Durch diese beiden Strafen rutschte Gasly in der Endabrechnung auf Platz sieben zurück. Der große Gewinner dieser Entscheidung war Isack Hadjar: Der Red-Bull-Pilot rückte dadurch auf Platz drei vor und feierte damit sein erstes Podium für das Team. Nach Verstappens frühem Ausfall war das für Red Bull immerhin ein versöhnlicher Tag.
Kimi Antonelli ließ sich von all dem Chaos hinter ihm überhaupt nicht beeindrucken. Von der Pole Position aus übernahm er sofort die Führung, gab sie an keiner einzigen Runde mehr ab und stellte am Ende auch noch die schnellste Rennrunde auf. Damit gelang ihm ein sogenannter Grand Slam: Pole Position, Sieg, schnellste Runde und Führung in jeder einzelnen Runde des Rennens, alles bei einem einzigen Grand Prix.

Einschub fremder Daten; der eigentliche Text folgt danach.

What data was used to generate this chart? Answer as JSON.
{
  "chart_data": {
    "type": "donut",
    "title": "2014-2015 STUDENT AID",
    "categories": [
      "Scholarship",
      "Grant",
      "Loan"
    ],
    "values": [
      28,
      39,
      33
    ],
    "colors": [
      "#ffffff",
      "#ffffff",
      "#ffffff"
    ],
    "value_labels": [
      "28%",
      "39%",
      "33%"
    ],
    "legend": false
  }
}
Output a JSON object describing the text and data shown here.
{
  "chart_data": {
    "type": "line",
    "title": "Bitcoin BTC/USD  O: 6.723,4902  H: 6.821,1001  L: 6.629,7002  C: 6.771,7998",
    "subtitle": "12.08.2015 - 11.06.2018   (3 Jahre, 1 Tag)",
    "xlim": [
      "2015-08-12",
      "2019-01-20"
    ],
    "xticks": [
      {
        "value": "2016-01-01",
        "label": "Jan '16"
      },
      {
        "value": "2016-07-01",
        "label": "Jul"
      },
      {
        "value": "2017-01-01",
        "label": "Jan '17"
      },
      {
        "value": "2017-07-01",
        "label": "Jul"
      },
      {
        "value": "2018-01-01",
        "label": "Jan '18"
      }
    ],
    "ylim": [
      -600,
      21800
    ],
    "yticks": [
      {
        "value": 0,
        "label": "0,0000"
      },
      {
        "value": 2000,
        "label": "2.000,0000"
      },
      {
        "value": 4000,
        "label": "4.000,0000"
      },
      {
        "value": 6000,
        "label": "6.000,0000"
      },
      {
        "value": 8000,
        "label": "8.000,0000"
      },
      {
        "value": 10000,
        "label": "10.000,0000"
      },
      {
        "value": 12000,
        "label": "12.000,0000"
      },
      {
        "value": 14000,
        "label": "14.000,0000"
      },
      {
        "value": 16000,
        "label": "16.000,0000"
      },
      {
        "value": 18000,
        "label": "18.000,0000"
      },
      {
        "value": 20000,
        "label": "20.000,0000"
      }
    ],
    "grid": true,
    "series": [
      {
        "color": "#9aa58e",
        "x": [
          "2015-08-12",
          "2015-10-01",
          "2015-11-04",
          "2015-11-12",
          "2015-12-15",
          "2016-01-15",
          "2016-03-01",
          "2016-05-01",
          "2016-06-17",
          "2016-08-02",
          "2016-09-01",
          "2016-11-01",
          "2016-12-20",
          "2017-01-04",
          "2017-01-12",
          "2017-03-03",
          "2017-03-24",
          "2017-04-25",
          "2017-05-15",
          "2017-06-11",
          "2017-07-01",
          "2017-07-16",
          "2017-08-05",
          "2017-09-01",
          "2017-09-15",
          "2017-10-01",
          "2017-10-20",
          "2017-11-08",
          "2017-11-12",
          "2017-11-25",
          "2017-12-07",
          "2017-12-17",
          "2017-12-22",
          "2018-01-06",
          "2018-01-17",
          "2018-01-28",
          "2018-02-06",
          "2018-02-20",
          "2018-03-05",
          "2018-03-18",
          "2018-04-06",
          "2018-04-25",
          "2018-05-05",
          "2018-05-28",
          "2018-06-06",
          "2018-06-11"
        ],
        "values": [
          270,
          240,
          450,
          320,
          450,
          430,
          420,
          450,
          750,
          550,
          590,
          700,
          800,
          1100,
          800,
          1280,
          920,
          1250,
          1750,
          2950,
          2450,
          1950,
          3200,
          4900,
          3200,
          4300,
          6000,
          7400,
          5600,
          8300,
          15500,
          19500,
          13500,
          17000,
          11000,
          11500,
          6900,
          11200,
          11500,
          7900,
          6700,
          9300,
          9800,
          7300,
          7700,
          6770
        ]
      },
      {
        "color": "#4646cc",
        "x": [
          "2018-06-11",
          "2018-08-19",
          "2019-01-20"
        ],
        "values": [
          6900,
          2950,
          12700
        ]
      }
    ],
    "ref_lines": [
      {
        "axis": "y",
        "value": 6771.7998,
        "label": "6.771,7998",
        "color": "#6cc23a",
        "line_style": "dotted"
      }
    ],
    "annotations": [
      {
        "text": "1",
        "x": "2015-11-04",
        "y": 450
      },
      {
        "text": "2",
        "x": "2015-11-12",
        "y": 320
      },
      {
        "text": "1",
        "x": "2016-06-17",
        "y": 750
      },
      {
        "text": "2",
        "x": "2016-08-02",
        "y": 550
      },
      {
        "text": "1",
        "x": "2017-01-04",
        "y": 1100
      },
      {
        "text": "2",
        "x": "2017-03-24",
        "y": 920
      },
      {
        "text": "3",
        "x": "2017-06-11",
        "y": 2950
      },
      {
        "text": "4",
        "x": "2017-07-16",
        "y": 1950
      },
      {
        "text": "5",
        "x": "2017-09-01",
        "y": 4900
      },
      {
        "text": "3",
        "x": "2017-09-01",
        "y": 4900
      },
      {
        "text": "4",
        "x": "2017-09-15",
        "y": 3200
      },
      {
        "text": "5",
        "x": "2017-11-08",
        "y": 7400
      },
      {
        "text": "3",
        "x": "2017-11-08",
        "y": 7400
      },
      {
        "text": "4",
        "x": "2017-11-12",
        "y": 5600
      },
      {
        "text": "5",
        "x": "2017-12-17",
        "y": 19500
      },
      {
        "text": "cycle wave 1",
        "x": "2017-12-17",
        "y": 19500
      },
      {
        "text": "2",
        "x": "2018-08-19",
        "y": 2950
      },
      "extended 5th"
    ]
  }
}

Es war bereits sein fünfter Sieg in Folge und macht ihn zum jüngsten Fahrer, dem in Monaco jemals ein Grand Slam gelungen ist, und gleichzeitig zum jüngsten Sieger des Großen Preises von Monaco überhaupt. Lewis Hamilton wurde vor heimischem Publikum starker Zweiter, nur 6,3 Sekunden hinter Antonelli, womit Ferrari nach einigen schwierigeren Wochen wieder ein gutes Ergebnis einfuhr. Den dritten Platz auf dem Podium sicherte sich, wie bereits beschrieben, Isack Hadjar nach Gaslys Strafe.
In der Fahrerwertung baut Antonelli seinen Vorsprung mit diesem Sieg weiter aus, während sowohl Verstappen als auch Norris, seine direkten Verfolger aus dem letzten Jahr, in Monaco komplett leer ausgingen.